From “I Stand Here Ironing” by Tillie Olsen: “She was a miracle to me, but when she was eight months old I had to leave her daytimes with the woman downstairs to whom she was no miracle at all, for I worked or looked for work and for Emily’s father, who ‘could no longer endure’ (he wrote in his good-bye note) ‘sharing want with us.’”
This is a great, great story. Such a good story to read and reread. Here are a few thoughts on this sentence:
- Context matters. In this case, two characters are talking about a third, named for the first time here. Emily’s mother is describing her to a teacher or truant officer. The context implies a danger for the daughter and perhaps for the mother in that her relationship with her daughter might be at risk if she is honest. Her own happiness might be at risk if she is dishonest with this authority figure.
- Create tension within a sentence using contrasting words and phrases: “miracle to me” and “no miracle at all,” “worked or looked for work,” looking for Emily’s father who left a goodbye note, and “sharing want.” Characters who have only a lack in common can be fascinating. “All we have together are our arguments.” Can disagreements be enough to sustain a relationship? Can the tension within a paradox keep folks together? How?
- The sentence is a sort of summary of a childhood or an important part of a childhood. Such a summary can leave readers with an implied question they read to answer: What happened to Emily? To her mother? Their relationship?
- One sentence can characterize, to different degrees, its speaker, “the woman downstairs,” Emily, Emily’s father and perhaps, as an answer to a question, the asker of that question.
- The sentence also implies the theme of the story (or a possible theme): economic realities shape lives to a greater degree than most want to know.

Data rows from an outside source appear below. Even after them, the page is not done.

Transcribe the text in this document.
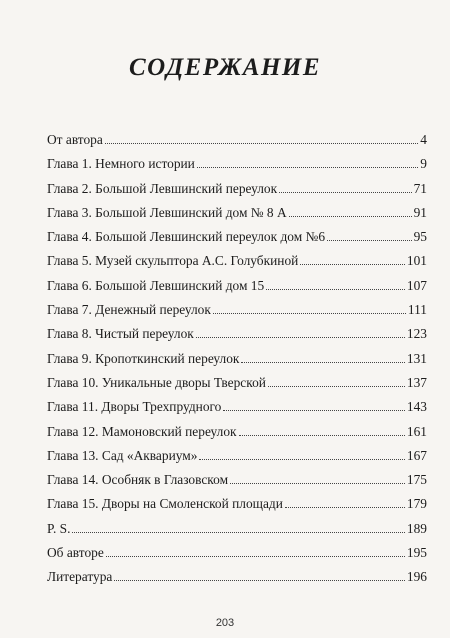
СОДЕРЖАНИЕ
От автора	4
Глава 1. Немного истории	9
Глава 2. Большой Левшинский переулок	71
Глава 3. Большой Левшинский дом № 8 А	91
Глава 4. Большой Левшинский переулок дом №6	95
Глава 5. Музей скульптора А.С. Голубкиной	101
Глава 6. Большой Левшинский дом 15	107
Глава 7. Денежный переулок	111
Глава 8. Чистый переулок	123
Глава 9. Кропоткинский переулок	131
Глава 10. Уникальные дворы Тверской	137
Глава 11. Дворы Трехпрудного	143
Глава 12. Мамоновский переулок	161
Глава 13. Сад «Аквариум»	167
Глава 14. Особняк в Глазовском	175
Глава 15. Дворы на Смоленской площади	179
P. S.	189
Об авторе	195
Литература	196
203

- The sentence uses quoted language to characterize. The father “could no longer endure . . . sharing want with us.” The brief quotation suggests a great deal about the character and his ethics and values. Her response to his note (she goes looking for him) also characterizes.
It might take a paragraph, it might take an entire story, but consider trying to draft language that does as much as this sentence and is as interesting.